Friday, April 28, 2017

Robert Harris, Pompeii *** 1/2

In advance of our summer trip to Italy, I read this fictional thriller that takes place around the Bay of Naples over four days in late August A.D. 79. The new aquarius deduces that there is a rupture in the mighty Aqua Augusta aqueduct, somewhere between Pompeii and Nola. He hurries out to repair it, but gets embroiled in power struggles between the city fathers of Pompeii. He solves the mystery of his predecessor's disappearance and fixes the water flow, but you know what happens next.

The disrupted water flow provides the plot with a clear narrative motor. The story is well designed to introduce details about the impressive Roman aqueduct system and the harbingers of the Vesuvius eruption naturally, without undue exposition. Plenty of historical color, too, such as a feast that features Roman delicacies like "mice rolled in honey and poppy seeds." When the climax comes, Harris does a great job of showing what the eruption looked, felt, and sounded like from various perspectives.

Knowing how the story ends made the middle section a bit less compelling: why wonder about the motivations of a character when you know that character is doomed?

Saturday, April 22, 2017

Carsten Jensen, We, the Drowned *** 1/2

The very nice cover of We, the Drowned advertises it as an "epic tale of the sea." Its 675-page heft marks it as epic, and it does include several seafaring adventures, but the book is really the (fictional) story of a (real-life) town: Marstal, Denmark. The men of Marstal are sailors, which influences all aspects of town life. In the first half of the twentieth century, they had to adjust to the coming of steamers and engine-powered ships -- and one widow attempts to move the townspeople away from the dangerous sea entirely.

Although We, the Drowned is a multigenerational saga written partly in the second-person plural, Jensen keeps the focus on individual stories. I enjoyed the adventure and was intrigued by the widow's quest to re-orient a traditional town toward safer pursuits.
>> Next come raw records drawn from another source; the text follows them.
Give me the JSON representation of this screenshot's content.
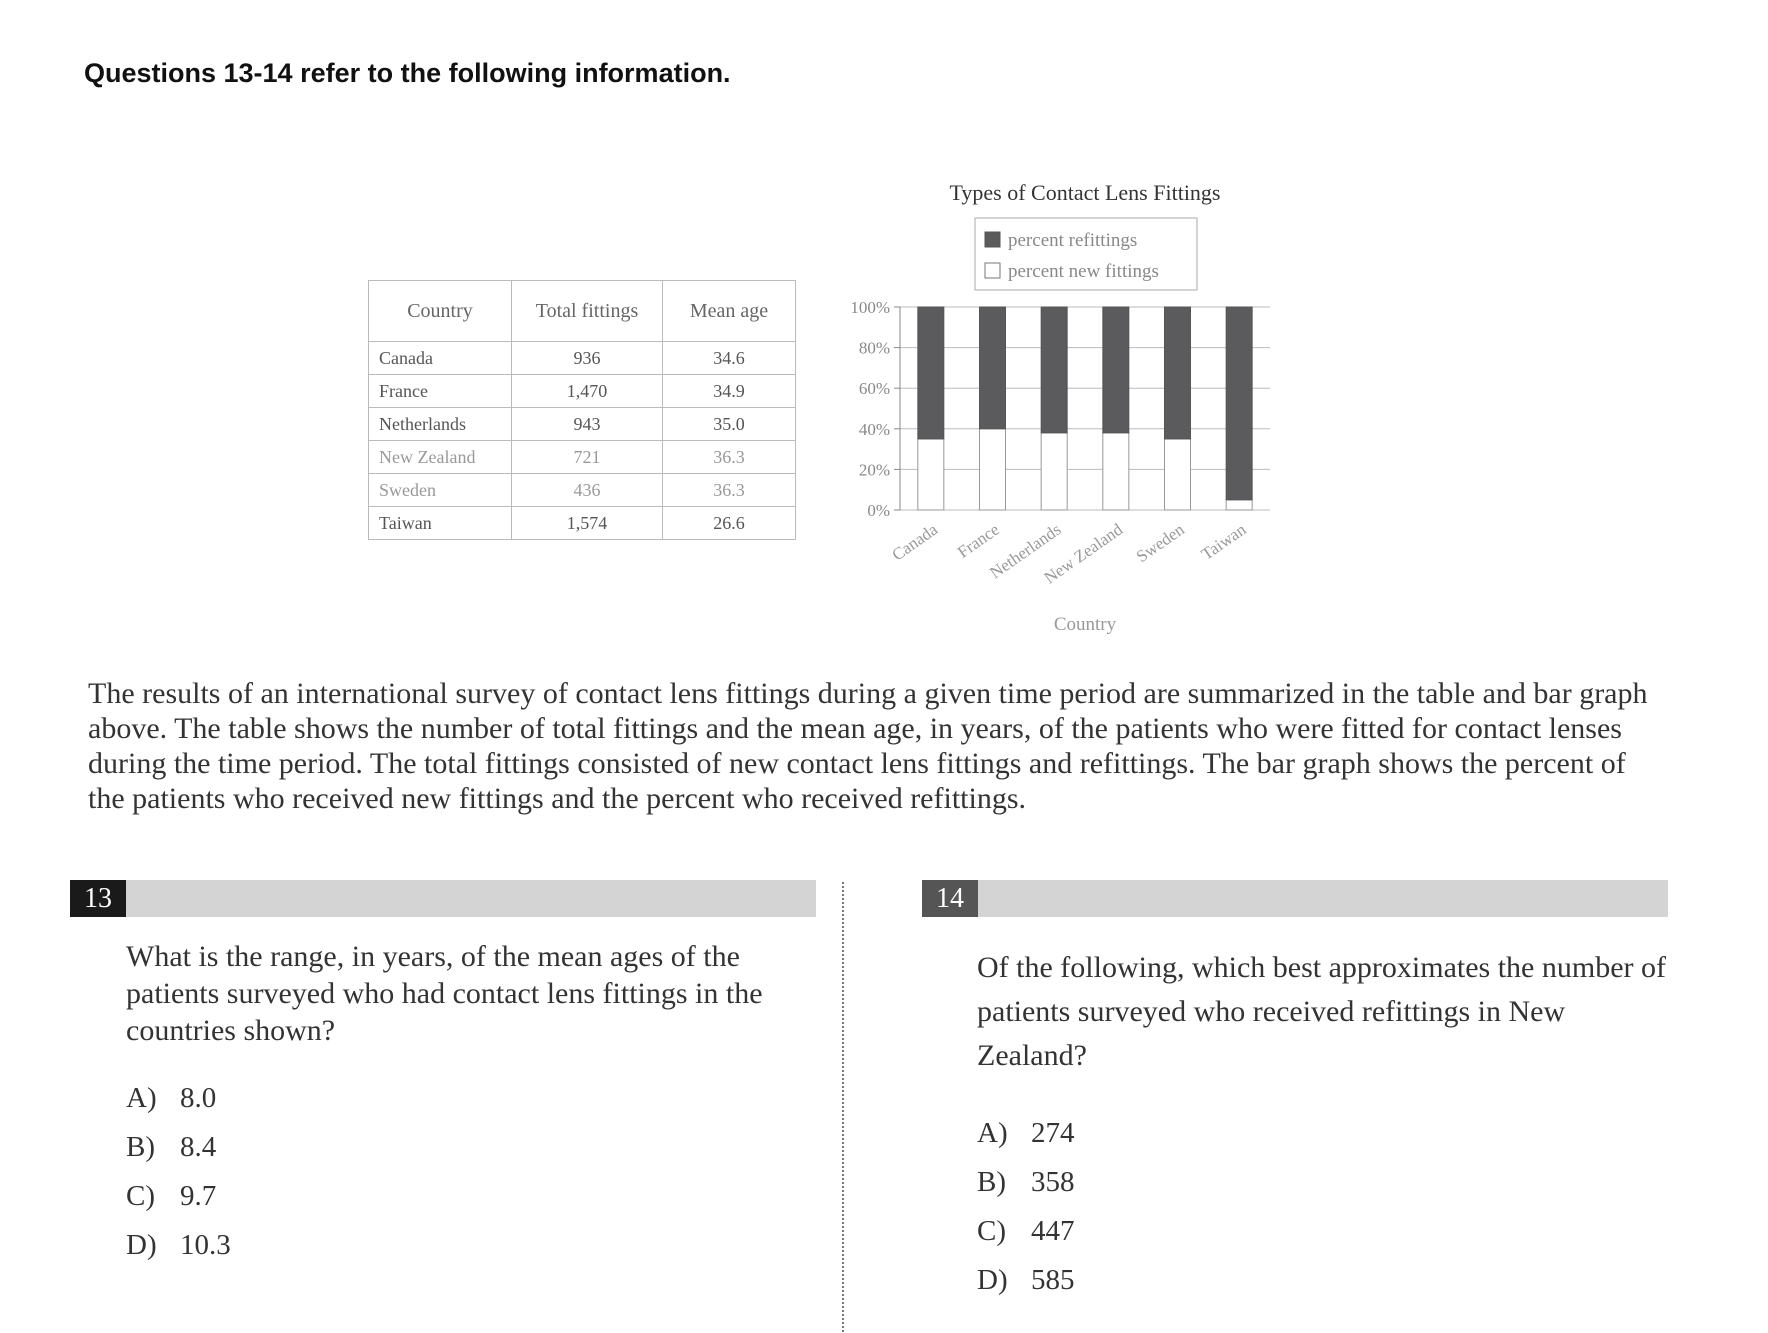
{
  "heading": "Questions 13-14 refer to the following information.",
  "table": {
    "headers": [
      "Country",
      "Total fittings",
      "Mean age"
    ],
    "rows": [
      {
        "country": "Canada",
        "total": "936",
        "age": "34.6"
      },
      {
        "country": "France",
        "total": "1,470",
        "age": "34.9"
      },
      {
        "country": "Netherlands",
        "total": "943",
        "age": "35.0"
      },
      {
        "country": "New Zealand",
        "total": "721",
        "age": "36.3"
      },
      {
        "country": "Sweden",
        "total": "436",
        "age": "36.3"
      },
      {
        "country": "Taiwan",
        "total": "1,574",
        "age": "26.6"
      }
    ]
  },
  "chart_data": {
    "type": "bar",
    "stacked": true,
    "title": "Types of Contact Lens Fittings",
    "xlabel": "Country",
    "ylabel": "",
    "categories": [
      "Canada",
      "France",
      "Netherlands",
      "New Zealand",
      "Sweden",
      "Taiwan"
    ],
    "series": [
      {
        "name": "percent new fittings",
        "values": [
          35,
          40,
          38,
          38,
          35,
          5
        ]
      },
      {
        "name": "percent refittings",
        "values": [
          65,
          60,
          62,
          62,
          65,
          95
        ]
      }
    ],
    "yticks": [
      "0%",
      "20%",
      "40%",
      "60%",
      "80%",
      "100%"
    ],
    "ylim": [
      0,
      100
    ],
    "grid": true,
    "legend": "top",
    "colors": {
      "refittings": "#5b5b5d",
      "new_fittings": "#ffffff",
      "outline": "#999999"
    }
  },
  "passage": "The results of an international survey of contact lens fittings during a given time period are summarized in the table and bar graph above. The table shows the number of total fittings and the mean age, in years, of the patients who were fitted for contact lenses during the time period. The total fittings consisted of new contact lens fittings and refittings. The bar graph shows the percent of the patients who received new fittings and the percent who received refittings.",
  "questions": [
    {
      "number": "13",
      "text": "What is the range, in years, of the mean ages of the patients surveyed who had contact lens fittings in the countries shown?",
      "choices": [
        {
          "letter": "A)",
          "value": "8.0"
        },
        {
          "letter": "B)",
          "value": "8.4"
        },
        {
          "letter": "C)",
          "value": "9.7"
        },
        {
          "letter": "D)",
          "value": "10.3"
        }
      ]
    },
    {
      "number": "14",
      "text": "Of the following, which best approximates the number of patients surveyed who received refittings in New Zealand?",
      "choices": [
        {
          "letter": "A)",
          "value": "274"
        },
        {
          "letter": "B)",
          "value": "358"
        },
        {
          "letter": "C)",
          "value": "447"
        },
        {
          "letter": "D)",
          "value": "585"
        }
      ]
    }
  ]
}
However, her quest just kind of fades away in the final section of the book, and the final scene (at the end of World War II) reminded me far too much of the Ewok dance party at the end of Return of the Jedi.

Tuesday, April 11, 2017

Geoff Dyer, But Beautiful ***

This slim book contains Dyer's impressionistic meditations about jazz. Each chapter is an imagined scene from the life of a jazz master like Duke Ellington, Lester Young, or Chet Baker, described in a manner intended to capture the feeling of the man's music. It's beautifully written and contains passages of insightful music criticism. The cumulative effect is a bit too monochromatic though: every one of the musicians is closed off and dealing with an addiction or mental issue.

My favorite chapters were the first two, about Lester Young and Thelonious Monk. The Young chapter best describes the artist's life in musical terms, and the Monk chapter has the best description of his music.
Sometimes the song seemed to have turned inside out or to have been constructed entirely from mistakes. ... But a logic was operating, a logic unique to Monk: if you always played the least expected note a form would emerge, a negative imprint of what was initially anticipated.

Friday, April 7, 2017

Eleanor Catton, The Luminaries ***

This winner of the 2013 Mann Booker Prize takes place in New Zealand, 1866. A cross-section of society in the gold-rush town of Hokitika tries to explain several events that took place on 14 January: a hermit was found dead with a fortune hidden in his house; a popular local whore apparently tried to kill herself with an opium overdose; the richest man in town vanished without a trace. How do these events relate to the politician who arrived in town the same day? Or to the ominous sea captain who may or may not be related to the hermit?

The Luminaries is an amalgam of a hard-boiled detective novel (its twisty plot recalls something like Farewell, My Lovely) and a nineteenth-century "loose baggy monster" (for its locale and loquacious prose style), with a dash of modernism (characters and chapter titles based on signs of the zodiac). It is entertaining, although I'm not sure it justifies all of its 830 pages. I was disappointed that Catton resolves the final mysteries of the plot through flashbacks instead of the detective work of Hokitika's citizens.